Abstract
qpAdm is a statistical tool that is often used for testing large sets of alternative admixture models for a target population. Despite its popularity, qpAdm remains untested on two-dimensional stepping-stone landscapes and in situations with low pre-study odds (low ratio of true to false models). We tested high-throughput qpAdm protocols with typical properties such as number of source combinations per target, model complexity, model feasibility criteria, etc. Those protocols were applied to admixture-graph-shaped and stepping-stone simulated histories sampled randomly or systematically. We demonstrate that false discovery rates of high-throughput qpAdm protocols exceed 50% for many parameter combinations since: 1) pre-study odds are low and fall rapidly with increasing model complexity; 2) complex migration networks violate the assumptions of the method, hence there is poor correlation between qpAdm p-values and model optimality, contributing to low but non-zero false positive rate and low power; 3) although admixture fraction estimates between 0 and 1 are largely restricted to symmetric configurations of sources around a target, a small fraction of asymmetric highly non-optimal models have estimates in the same interval, contributing to the false positive rate. We also re-interpret large sets of qpAdm models from two studies in terms of source-target distance and symmetry and suggest improvements to qpAdm protocols: 1) temporal stratification of targets and proxy sources in the case of admixture-graph-shaped histories; 2) focused exploration of few models for increasing pre-study odds; dense landscape sampling for increasing power and stringent conditions on estimated admixture fractions for decreasing the false positive rate.
Article Summary Proliferation in the archaeogenetic literature of protocols for detection of admixed groups based a so-called qpAdm algorithm became disconnected from performance testing: the only extensive study of qpAdm on simulated data showed that it performs well under an unrealistically simple demographic scenario. We found that false discoveries of gene flows by qpAdm on a collection of random admixture-graph-shaped histories and on complex stepping-stone landscapes are very common and provide guidelines for design of qpAdm protocols in archaeogenetic studies.

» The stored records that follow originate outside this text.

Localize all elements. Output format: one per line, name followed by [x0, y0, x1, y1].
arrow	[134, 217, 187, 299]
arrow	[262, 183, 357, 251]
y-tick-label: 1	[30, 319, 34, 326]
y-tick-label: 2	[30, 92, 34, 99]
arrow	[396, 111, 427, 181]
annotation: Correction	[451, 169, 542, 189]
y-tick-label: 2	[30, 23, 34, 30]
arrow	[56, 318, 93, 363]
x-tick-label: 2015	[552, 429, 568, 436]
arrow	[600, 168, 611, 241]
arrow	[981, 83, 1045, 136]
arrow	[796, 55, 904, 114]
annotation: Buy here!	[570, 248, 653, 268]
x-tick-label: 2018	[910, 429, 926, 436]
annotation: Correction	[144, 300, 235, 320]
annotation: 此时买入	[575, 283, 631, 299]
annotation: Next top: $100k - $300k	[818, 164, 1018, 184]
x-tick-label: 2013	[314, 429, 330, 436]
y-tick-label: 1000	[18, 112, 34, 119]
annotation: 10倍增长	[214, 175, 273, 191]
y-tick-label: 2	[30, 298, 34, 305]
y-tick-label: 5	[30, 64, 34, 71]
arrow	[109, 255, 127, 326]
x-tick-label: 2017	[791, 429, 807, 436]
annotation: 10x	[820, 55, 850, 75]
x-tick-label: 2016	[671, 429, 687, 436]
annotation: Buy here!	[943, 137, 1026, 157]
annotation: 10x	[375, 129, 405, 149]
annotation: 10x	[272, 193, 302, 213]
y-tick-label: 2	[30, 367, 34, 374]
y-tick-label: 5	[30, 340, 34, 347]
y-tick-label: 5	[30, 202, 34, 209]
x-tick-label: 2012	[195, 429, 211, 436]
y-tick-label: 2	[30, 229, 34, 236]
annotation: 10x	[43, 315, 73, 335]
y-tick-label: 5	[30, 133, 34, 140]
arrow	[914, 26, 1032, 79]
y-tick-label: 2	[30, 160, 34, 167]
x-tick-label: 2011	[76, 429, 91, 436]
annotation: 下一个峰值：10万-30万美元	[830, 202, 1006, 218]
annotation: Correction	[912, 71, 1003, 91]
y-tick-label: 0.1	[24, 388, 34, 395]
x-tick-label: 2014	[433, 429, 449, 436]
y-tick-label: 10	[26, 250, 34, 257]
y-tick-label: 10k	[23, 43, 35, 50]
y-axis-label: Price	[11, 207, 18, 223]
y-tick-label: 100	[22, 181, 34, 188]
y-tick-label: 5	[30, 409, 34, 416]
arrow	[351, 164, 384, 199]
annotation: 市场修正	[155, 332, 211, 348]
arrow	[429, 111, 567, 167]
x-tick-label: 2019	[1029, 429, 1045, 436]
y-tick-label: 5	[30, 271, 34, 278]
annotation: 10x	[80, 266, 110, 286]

Competing Interest Statement
The authors have declared no competing interest.
Footnotes
Discussion of false discovery rates of high-throughput qpAdm protocols and variables influencing them (pre-study odds, false positive and false negative rates) now occupies a much more prominent place in the paper and unites all the sections and simulation types. The influence of average distance between "left" and "right" deme sets in a model on qpAdm performance was also added. To walk the reader through our diverse results, we added a guide in the beginning of the Results chapter. Four figures were removed and one figure (Fig. 7) was added.